Key, operating words across the coverage and which were not by coincidence include: vote for, sail through, pass, endorse… none of which described truthfully what transpired on the floor of the House.
The headlines of the leading dailies, indeed of the mainstream media in all formats, including print, TV and radio should have remained faithful to the truth and reported the travesty of justice that Muturi, Duale, Mbadi and Ichungwa had engineered.
The real story deserving of the front page, which the papers conveniently ignored, was how government bulldozed, indeed, bypassed Parliament, to force through tax hikes. The media, with teams in Parliament, were privy to all the intrigues that ensued and caused this abortion of justice. Why did they choose to immediately look the other side?
The impact on the economy of the new taxes, including the 8 percent fuel levy, the anti-adulteration levy that has hiked kerosene prices to retail at near diesel and petrol prices; 20 percent excise duty on fees on money transfer services by banks, 15 percent excise duty on telephone and internet data services; 1.5 percent on monthly basic salary for the National Housing Development Fund among others, will be dire.
Cumulatively, the new measures are going to mess up livelihoods of the masses, majority of whom live below the poverty line. It is unbelievable how it has become normal, almost fashionable, for the public watchdog to become complacent in the usurpation of the right of the public to information and their own, to inform.

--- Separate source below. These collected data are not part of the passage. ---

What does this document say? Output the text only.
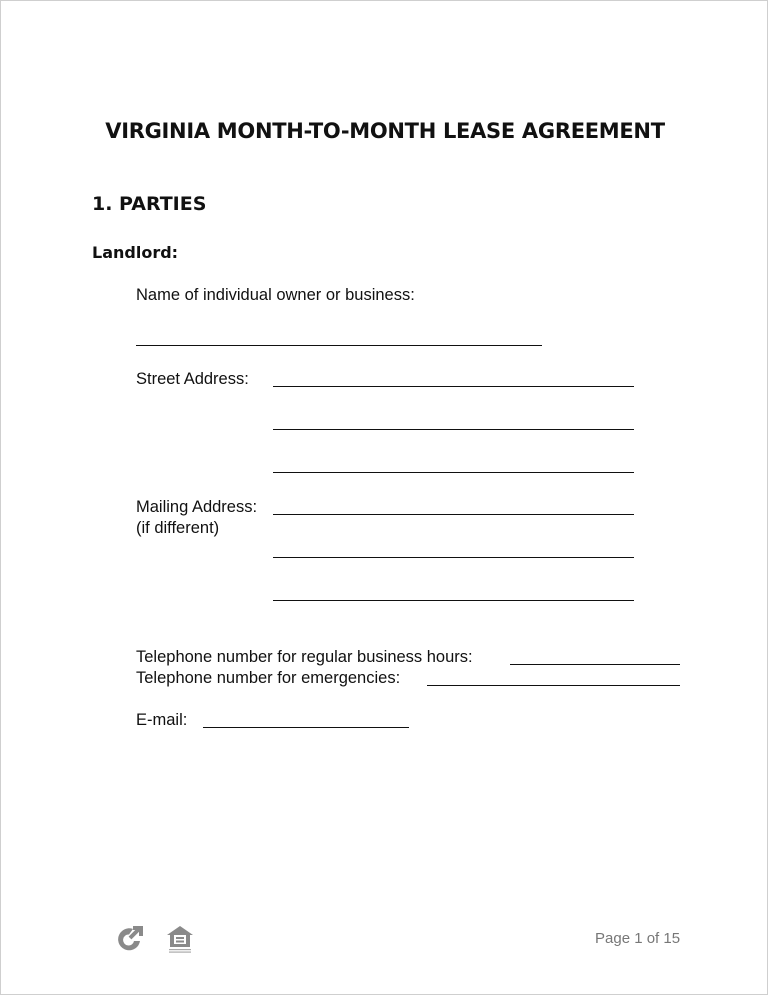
VIRGINIA MONTH-TO-MONTH LEASE AGREEMENT
1. PARTIES
Landlord:
Name of individual owner or business:
Street Address:
Mailing Address:
(if different)
Telephone number for regular business hours:
Telephone number for emergencies:
E-mail:
Page 1 of 15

When the Jubilee Government first came to power in 2013, it made it its open agenda to woo mainstream media to its side in a four-pronged strategy. It began by opening up State House gates, hitherto a very guarded entity, to the media fraternity, which gleefully jumped on board. Secondly, and which has continued through the entire period of this government, the State wooed key media practitioners with state jobs. As such, controlling the media became easy through former colleagues who new operations of their former employers and who still had connections in newsrooms. This came in handy especially in running government propaganda. Whenever the above two failed, the state, through its operatives, never shied away from employing the oldest methods of threats and outright intimidation.
The biggest of Jubilee Government’s cards in crippling a vibrant media has however been through buying into media ownership by top state officers. It is no secret that top Jubilee leadership are major players in the Kenyan media industry.
Kenya’s mainstream media has not only consistently failed to live up to its calling but has more often than not joined the state in the travesty of justice against the people since 2002, after long-serving President Moi exited the scene. This should worry every Kenyan of good will. In 2007 and 2013 for instance, the media conspicuously transformed into peace crusaders conveniently abrogating their key role as the sword arm of democracy and as watchdog to protect public interest against malpractice and create public awareness.
It is a complete reverse of the media that kept Moi’s regime on toes, alongside and organised Opposition when it was near suicidal to do so, to achieve reintroduction of the multiparty democracy that gave birth to a new Constitution 2010 that brought Devolution which has revolutionised parts of Kenya in ways it could never have under the 1969 Constitution.
From the September 20 events, it seems this trend in mainstream media of complacency and playing cosy with the government of the day, allowing itself to be manipulated – is going to be around longer than initially thought. It should worry everyone.